Mengabadikan indahnya pantai Okinawa dengan kedua matanya sendiri dan merasakan gulungan ombak-ombak kecil yang saling berkejaran adalah impian Lea sejak dulu. Sisi buruk dari dalam diri Lea berbisik untuk menerima ajakkan Devan, tapi sebagian dari dirinya meyakinkan Lea untuk menepati janji yang telah ia sepakati kemarin.

“Maaf,” ujar Lea dengan penuh rasa bersalah. Lagi-lagi pilihan Lea akan membuat salah satu dari mereka terluka, “aku sudah berjanji untuk ikut Alfin berkemah besok.”

Terlihat Devan yang memaksakan senyumnya, lalu ia mengambil satu langkah mundur dari Lea. 

“Ah, jadi begitu, ya? Tidak apa-apa, aku akan mengajak yang lain saja. Nikmati kemahmu besok, Lea! Aku pergi dulu.”

Devan melangkah pergi. Lea yang belum sempat mengucapkan sepatah kalimat hanya mampu menatap punggung laki-laki itu. Menjauh dan menghilang di balik pintu yang menghubungkan atap sekolah ini dengan ruang di bawahnya.

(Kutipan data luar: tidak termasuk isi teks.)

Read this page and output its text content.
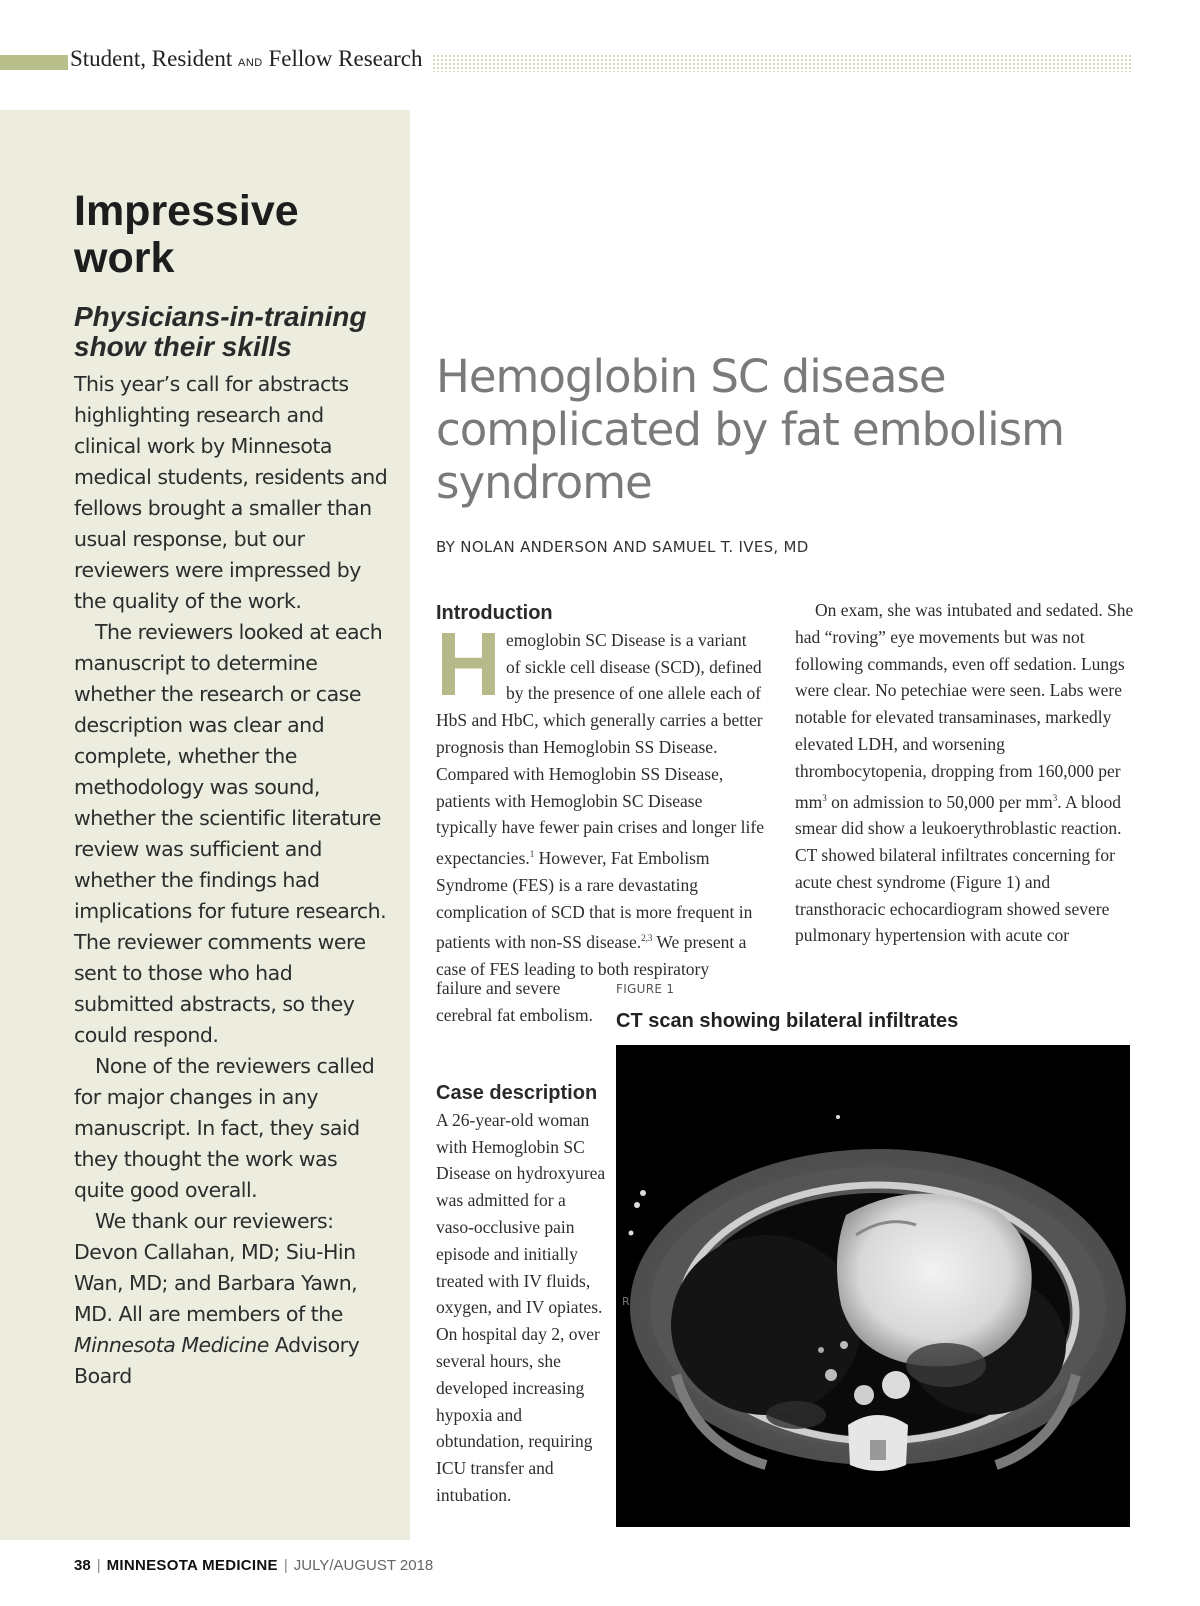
Student, Resident AND Fellow Research
Impressive work
Physicians-in-training show their skills

This year’s call for abstracts highlighting research and clinical work by Minnesota medical students, residents and fellows brought a smaller than usual response, but our reviewers were impressed by the quality of the work.

The reviewers looked at each manuscript to determine whether the research or case description was clear and complete, whether the methodology was sound, whether the scientific literature review was sufficient and whether the findings had implications for future research. The reviewer comments were sent to those who had submitted abstracts, so they could respond.

None of the reviewers called for major changes in any manuscript. In fact, they said they thought the work was quite good overall.

We thank our reviewers: Devon Callahan, MD; Siu-Hin Wan, MD; and Barbara Yawn, MD. All are members of the Minnesota Medicine Advisory Board

Hemoglobin SC disease complicated by fat embolism syndrome
BY NOLAN ANDERSON AND SAMUEL T. IVES, MD
Introduction

Hemoglobin SC Disease is a variant of sickle cell disease (SCD), defined by the presence of one allele each of HbS and HbC, which generally carries a better prognosis than Hemoglobin SS Disease. Compared with Hemoglobin SS Disease, patients with Hemoglobin SC Disease typically have fewer pain crises and longer life expectancies.$^1$ However, Fat Embolism Syndrome (FES) is a rare devastating complication of SCD that is more frequent in patients with non-SS disease.$^{2,3}$ We present a case of FES leading to both respiratory

failure and severe cerebral fat embolism.

Case description

A 26-year-old woman with Hemoglobin SC Disease on hydroxyurea was admitted for a vaso-occlusive pain episode and initially treated with IV fluids, oxygen, and IV opiates. On hospital day 2, over several hours, she developed increasing hypoxia and obtundation, requiring ICU transfer and intubation.

On exam, she was intubated and sedated. She had “roving” eye movements but was not following commands, even off sedation. Lungs were clear. No petechiae were seen. Labs were notable for elevated transaminases, markedly elevated LDH, and worsening thrombocytopenia, dropping from 160,000 per $mm^3$ on admission to 50,000 per $mm^3$. A blood smear did show a leukoerythroblastic reaction. CT showed bilateral infiltrates concerning for acute chest syndrome (Figure 1) and transthoracic echocardiogram showed severe pulmonary hypertension with acute cor

FIGURE 1
CT scan showing bilateral infiltrates
R
38 | MINNESOTA MEDICINE | JULY/AUGUST 2018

Satu helaan napas ke luar dari bibir Lea. Matanya memutar. Untuk saat ini, Lea memilih untuk duduk, menyandarkan punggungnya di pagar semen atap ini. Langit yang begitu cerah rupanya tak mampu mengalihkan pikiran Lea. Pikirannya berkecambuk. 

Memilih satu di antara mereka—Alfin dan Devan—artinya, menyakiti satu orang di antaranya. Ingatan Lea tentang cinta pertamanya yang belum sepenuhnya pudar membuat Lea sulit untuk memilih satu di antaranya. Lea mungkin akan menyesal karena menolak ajakan Devan pergi melihat salju di negara empat musim itu, tapi mungkin juga Lea tidak akan menyesali pilihanya untuk pergi berkemah besama Alfin.

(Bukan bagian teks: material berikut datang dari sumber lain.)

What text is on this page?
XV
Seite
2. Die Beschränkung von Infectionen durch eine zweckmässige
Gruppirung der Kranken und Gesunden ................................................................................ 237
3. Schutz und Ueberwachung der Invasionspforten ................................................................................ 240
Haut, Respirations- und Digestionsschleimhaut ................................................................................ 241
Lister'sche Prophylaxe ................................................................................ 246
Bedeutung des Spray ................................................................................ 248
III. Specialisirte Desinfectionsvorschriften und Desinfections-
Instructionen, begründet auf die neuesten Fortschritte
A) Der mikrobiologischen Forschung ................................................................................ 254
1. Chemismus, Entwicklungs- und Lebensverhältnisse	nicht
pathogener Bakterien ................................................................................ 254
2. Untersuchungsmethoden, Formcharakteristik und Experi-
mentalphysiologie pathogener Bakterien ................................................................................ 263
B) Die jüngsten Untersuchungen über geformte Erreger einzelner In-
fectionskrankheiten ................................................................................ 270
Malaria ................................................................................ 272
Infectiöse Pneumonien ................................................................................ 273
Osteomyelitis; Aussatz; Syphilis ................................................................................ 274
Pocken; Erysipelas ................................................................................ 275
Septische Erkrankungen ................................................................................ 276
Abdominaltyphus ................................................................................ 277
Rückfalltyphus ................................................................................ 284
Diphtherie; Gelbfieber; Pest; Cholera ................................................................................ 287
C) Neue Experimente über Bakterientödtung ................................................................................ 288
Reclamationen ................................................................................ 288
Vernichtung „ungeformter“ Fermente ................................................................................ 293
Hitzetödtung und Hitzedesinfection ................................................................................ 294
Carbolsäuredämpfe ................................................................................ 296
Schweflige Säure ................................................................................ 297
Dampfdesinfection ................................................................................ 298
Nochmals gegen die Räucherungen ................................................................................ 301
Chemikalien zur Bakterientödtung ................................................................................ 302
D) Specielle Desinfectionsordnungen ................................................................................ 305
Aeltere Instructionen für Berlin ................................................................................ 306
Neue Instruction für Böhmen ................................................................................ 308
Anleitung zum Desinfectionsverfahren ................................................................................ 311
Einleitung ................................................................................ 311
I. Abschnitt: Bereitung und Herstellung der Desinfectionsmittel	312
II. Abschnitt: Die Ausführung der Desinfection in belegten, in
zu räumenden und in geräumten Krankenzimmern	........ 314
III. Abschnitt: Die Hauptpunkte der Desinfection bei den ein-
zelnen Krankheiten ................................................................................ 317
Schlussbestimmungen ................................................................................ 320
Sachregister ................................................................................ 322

Beberapa alasan terkadang menuntun Lea pada sebuah jawaban. Meskipun bisa jadi jawaban itu semakin jauh dari keinginan hatinya. Memulai kisah baru bersama seseorang itu artinya sepakat bahwa suatu saat kisah ini akan berakhir. Bagaimanapun, Lea akan memilih dengan hati-hati. Seseorang yang ia sukai dan juga benar-benar membutuhkan Lea untuk mendampingi hidupnya.

***

Hari itu pun datang. Seperti rencana awal, Lea berkemah bersama Alfin.

Nampak dua tenda lipat milik Lea dan Alfin berdiri sempurna, berbaur dengan beberapa tenda yang ada di bumi perkemahan tersebut. Lea membentangkan kursi lipat di depan tendanya, tidak lupa menyiapkan satu kursi lain untuk Alfin. Angin sepoi-sepoi meniup anak rambut di dahi Lea. Tanpa Lea sadari, Alfin terus menatap ke arah Lea. Hal sederhana, tapi lebih dari cukup untuk membuat Alfin merasa bahagia.

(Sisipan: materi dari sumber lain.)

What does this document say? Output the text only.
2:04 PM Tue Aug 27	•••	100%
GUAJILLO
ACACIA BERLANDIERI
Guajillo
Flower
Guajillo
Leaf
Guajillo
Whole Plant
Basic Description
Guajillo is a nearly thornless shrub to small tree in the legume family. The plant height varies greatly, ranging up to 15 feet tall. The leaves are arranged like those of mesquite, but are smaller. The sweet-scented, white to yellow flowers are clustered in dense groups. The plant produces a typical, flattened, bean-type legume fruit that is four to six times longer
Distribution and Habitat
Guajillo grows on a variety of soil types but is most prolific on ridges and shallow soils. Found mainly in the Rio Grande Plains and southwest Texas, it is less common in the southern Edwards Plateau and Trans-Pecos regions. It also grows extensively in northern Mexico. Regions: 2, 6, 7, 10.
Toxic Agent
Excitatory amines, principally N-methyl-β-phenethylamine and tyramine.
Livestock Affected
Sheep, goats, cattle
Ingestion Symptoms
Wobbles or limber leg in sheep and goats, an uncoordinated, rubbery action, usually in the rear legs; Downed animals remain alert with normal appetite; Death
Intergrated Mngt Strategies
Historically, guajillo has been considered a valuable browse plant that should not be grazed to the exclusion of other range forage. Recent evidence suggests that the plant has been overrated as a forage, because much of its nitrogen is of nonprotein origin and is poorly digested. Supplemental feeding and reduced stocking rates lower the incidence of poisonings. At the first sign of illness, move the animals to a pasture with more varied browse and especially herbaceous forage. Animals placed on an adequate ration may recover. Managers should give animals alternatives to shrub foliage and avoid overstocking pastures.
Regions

“Mengapa kau memilih pergi bersamaku?” pertanyaan Alfin akhirnya mengisi hening di antara mereka berdua.

“Karena kau yang mengajakku lebih dulu, dan aku sudah berjanji padamu,” jawab Lea dengan tenang.

“Jadi, seandainya Devan yang mengajakmu lebih dulu, kau akan ikut dengannya?” Alfin bertanya lagi.